17 CFR § 230.163A - Exemption from section 5(c) of the Act for certain communications made by or on behalf of issuers more than 30 days before a registration statement is filed.
Attempted compliance with this section does not act as an exclusive election and the issuer also may claim the availability of any other applicable exemption or exclusion.

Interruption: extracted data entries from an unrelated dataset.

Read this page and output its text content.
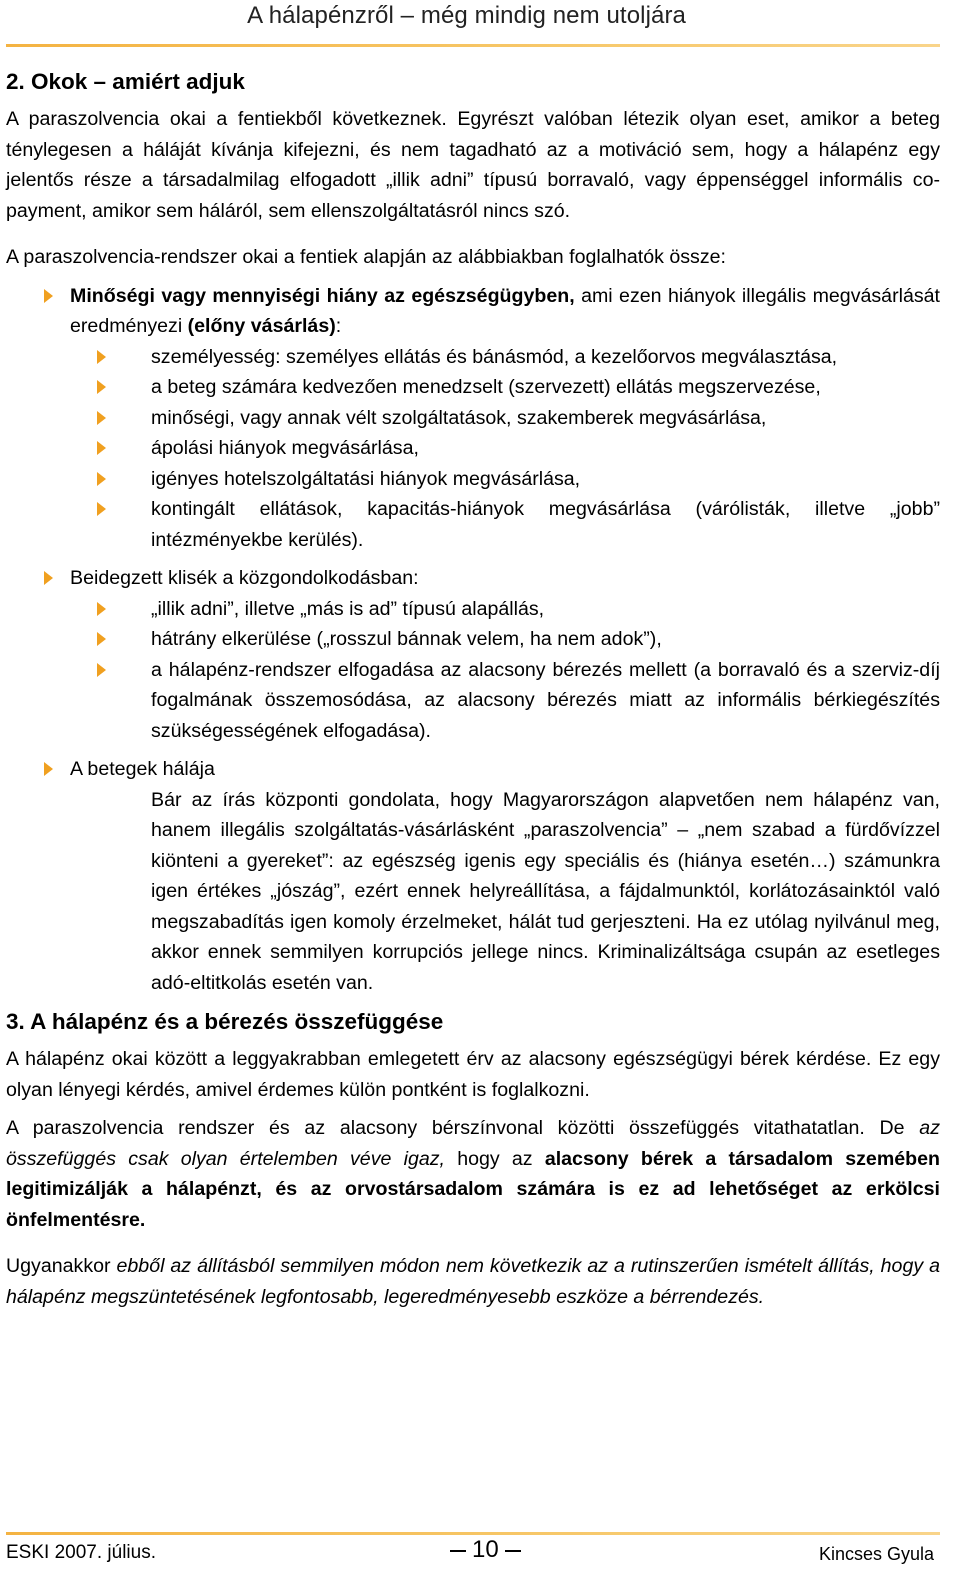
A hálapénzről – még mindig nem utoljára
2. Okok – amiért adjuk

A paraszolvencia okai a fentiekből következnek. Egyrészt valóban létezik olyan eset, amikor a beteg ténylegesen a háláját kívánja kifejezni, és nem tagadható az a motiváció sem, hogy a hálapénz egy jelentős része a társadalmilag elfogadott „illik adni” típusú borravaló, vagy éppenséggel informális co-payment, amikor sem háláról, sem ellenszolgáltatásról nincs szó.

A paraszolvencia-rendszer okai a fentiek alapján az alábbiakban foglalhatók össze:

Minőségi vagy mennyiségi hiány az egészségügyben, ami ezen hiányok illegális megvásárlását eredményezi (előny vásárlás):
személyesség: személyes ellátás és bánásmód, a kezelőorvos megválasztása,
a beteg számára kedvezően menedzselt (szervezett) ellátás megszervezése,
minőségi, vagy annak vélt szolgáltatások, szakemberek megvásárlása,
ápolási hiányok megvásárlása,
igényes hotelszolgáltatási hiányok megvásárlása,
kontingált ellátások, kapacitás-hiányok megvásárlása (várólisták, illetve „jobb” intézményekbe kerülés).
Beidegzett klisék a közgondolkodásban:
„illik adni”, illetve „más is ad” típusú alapállás,
hátrány elkerülése („rosszul bánnak velem, ha nem adok”),
a hálapénz-rendszer elfogadása az alacsony bérezés mellett (a borravaló és a szerviz-díj fogalmának összemosódása, az alacsony bérezés miatt az informális bérkiegészítés szükségességének elfogadása).
A betegek hálája

Bár az írás központi gondolata, hogy Magyarországon alapvetően nem hálapénz van, hanem illegális szolgáltatás-vásárlásként „paraszolvencia” – „nem szabad a fürdővízzel kiönteni a gyereket”: az egészség igenis egy speciális és (hiánya esetén…) számunkra igen értékes „jószág”, ezért ennek helyreállítása, a fájdalmunktól, korlátozásainktól való megszabadítás igen komoly érzelmeket, hálát tud gerjeszteni. Ha ez utólag nyilvánul meg, akkor ennek semmilyen korrupciós jellege nincs. Kriminalizáltsága csupán az esetleges adó-eltitkolás esetén van.

3. A hálapénz és a bérezés összefüggése

A hálapénz okai között a leggyakrabban emlegetett érv az alacsony egészségügyi bérek kérdése. Ez egy olyan lényegi kérdés, amivel érdemes külön pontként is foglalkozni.

A paraszolvencia rendszer és az alacsony bérszínvonal közötti összefüggés vitathatatlan. De az összefüggés csak olyan értelemben véve igaz, hogy az alacsony bérek a társadalom szemében legitimizálják a hálapénzt, és az orvostársadalom számára is ez ad lehetőséget az erkölcsi önfelmentésre.

Ugyanakkor ebből az állításból semmilyen módon nem következik az a rutinszerűen ismételt állítás, hogy a hálapénz megszüntetésének legfontosabb, legeredményesebb eszköze a bérrendezés.

ESKI 2007. július.	10	Kincses Gyula
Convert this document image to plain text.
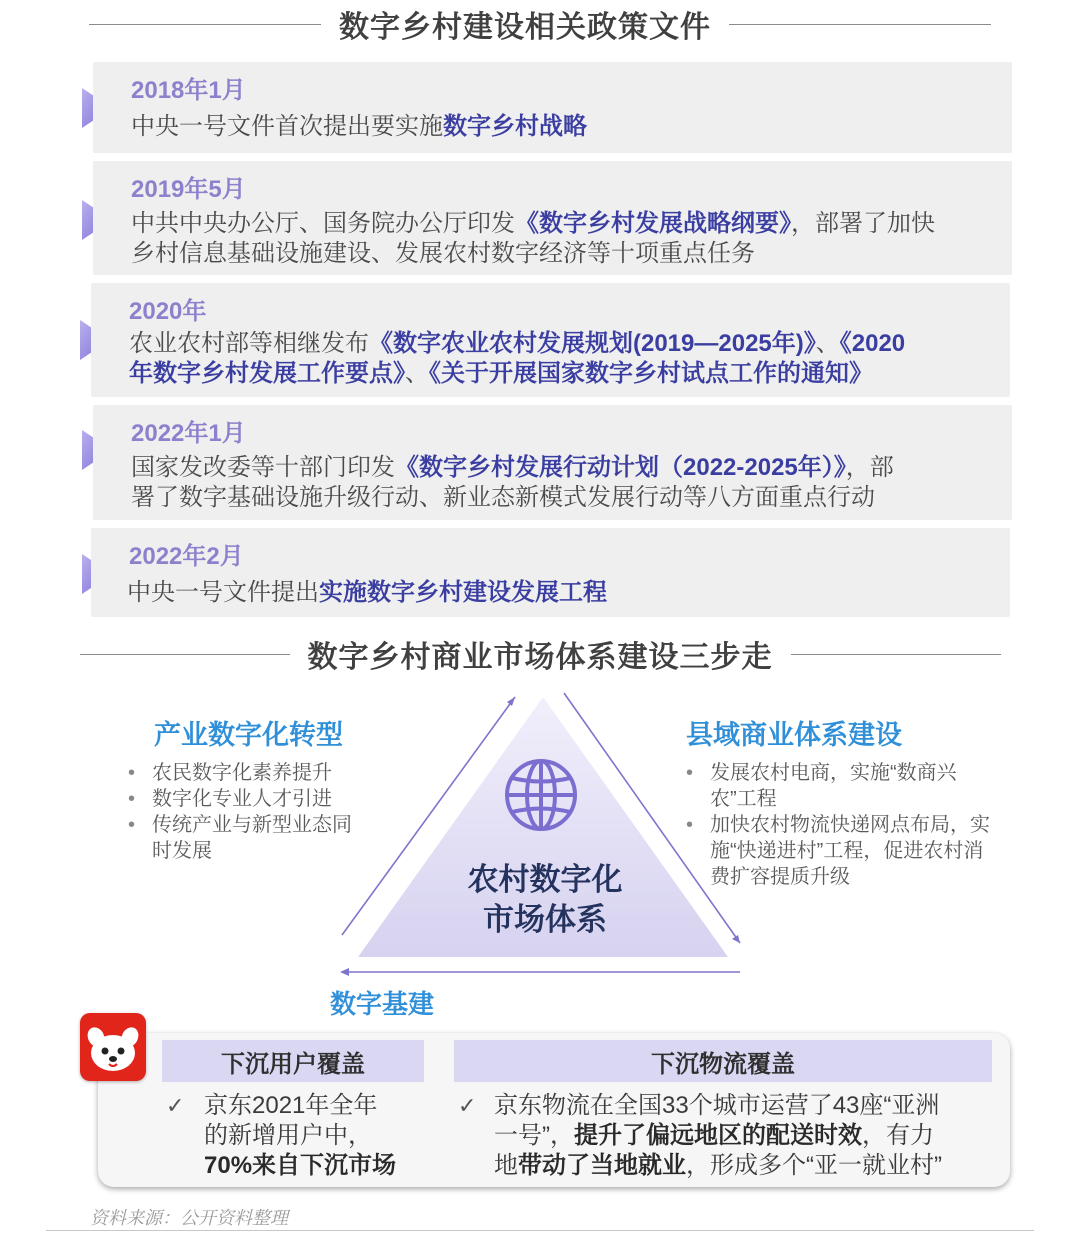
数字乡村建设相关政策文件
2018年1月
中央一号文件首次提出要实施数字乡村战略
2019年5月
中共中央办公厅、国务院办公厅印发《数字乡村发展战略纲要》，部署了加快
乡村信息基础设施建设、发展农村数字经济等十项重点任务
2020年
农业农村部等相继发布《数字农业农村发展规划(2019—2025年)》、《2020
年数字乡村发展工作要点》、《关于开展国家数字乡村试点工作的通知》
2022年1月
国家发改委等十部门印发《数字乡村发展行动计划（2022-2025年）》，部
署了数字基础设施升级行动、新业态新模式发展行动等八方面重点行动
2022年2月
中央一号文件提出实施数字乡村建设发展工程
数字乡村商业市场体系建设三步走
农村数字化
市场体系
产业数字化转型
• 农民数字化素养提升
• 数字化专业人才引进
• 传统产业与新型业态同时发展
县域商业体系建设
• 发展农村电商，实施“数商兴农”工程
• 加快农村物流快递网点布局，实施“快递进村”工程，促进农村消费扩容提质升级
数字基建
下沉用户覆盖	下沉物流覆盖
✓ 京东2021年全年
的新增用户中，
70%来自下沉市场
✓ 京东物流在全国33个城市运营了43座“亚洲
一号”，提升了偏远地区的配送时效，有力
地带动了当地就业，形成多个“亚一就业村”
资料来源：公开资料整理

Reliance on this section does not affect the availability of any other exemption or exclusion from the requirements of section 5 of the Act.
(a) Except as excluded pursuant to paragraph (b) of this section, in all registered offerings by issuers, any communication made by or on behalf of an issuer more than 30 days before the date of the filing of the registration statement that does not reference a securities offering that is or will be the subject of a registration statement shall not constitute an offer to sell, offer for sale, or offer to buy the securities being offered under the registration statement for purposes of section 5(c) of the Act, provided that the issuer takes reasonable steps within its control to prevent further distribution or publication of such communication during the 30 days immediately preceding the date of filing the registration statement.
(b) The exemption in paragraph (a) of this section shall not be available with respect to the following communications:
(1) Communications relating to business combination transactions that are subject to Rule 165 (§ 230.165) or Rule 166 (§ 230.166);
(2) Communications made in connection with offerings registered on Form S–8 (§ 239.16b of this chapter), other than by well-known seasoned issuers;
(3) Communications in offerings of securities of an issuer that is, or during the past three years was (or any of whose predecessors during the last three years was):
(i) A blank check company as defined in Rule 419(a)(2) (§ 230.419(a)(2));
(ii) A shell company, other than a business combination related shell company, each as defined in Rule 405 (§ 230.405); or
(iii) An issuer for an offering of penny stock as defined in Rule 3a51–1 of the Securities Exchange Act of 1934 (§ 240.3a51–1 of this chapter); or
(4) Communications made by an issuer that is an investment company registered under the Investment Company Act of 1940 (15 U.S.C. 80a–1 et seq.), other than a registered closed-end investment company.
(c) For purposes of this section, a communication is made by or on behalf of an issuer if the issuer or an agent or representative of the issuer, other than an offering participant who is an underwriter or dealer, authorizes or approves the communication before it is made.
(d) A communication exempt from section 5(c) of the Act pursuant to this section will not be considered to be in connection with a securities offering registered under the Securities Act for purposes of Rule 100(b)(2)(iv) of Regulation FD under the Securities Exchange Act of 1934 (§ 243.100(b)(2)(iv) of this chapter).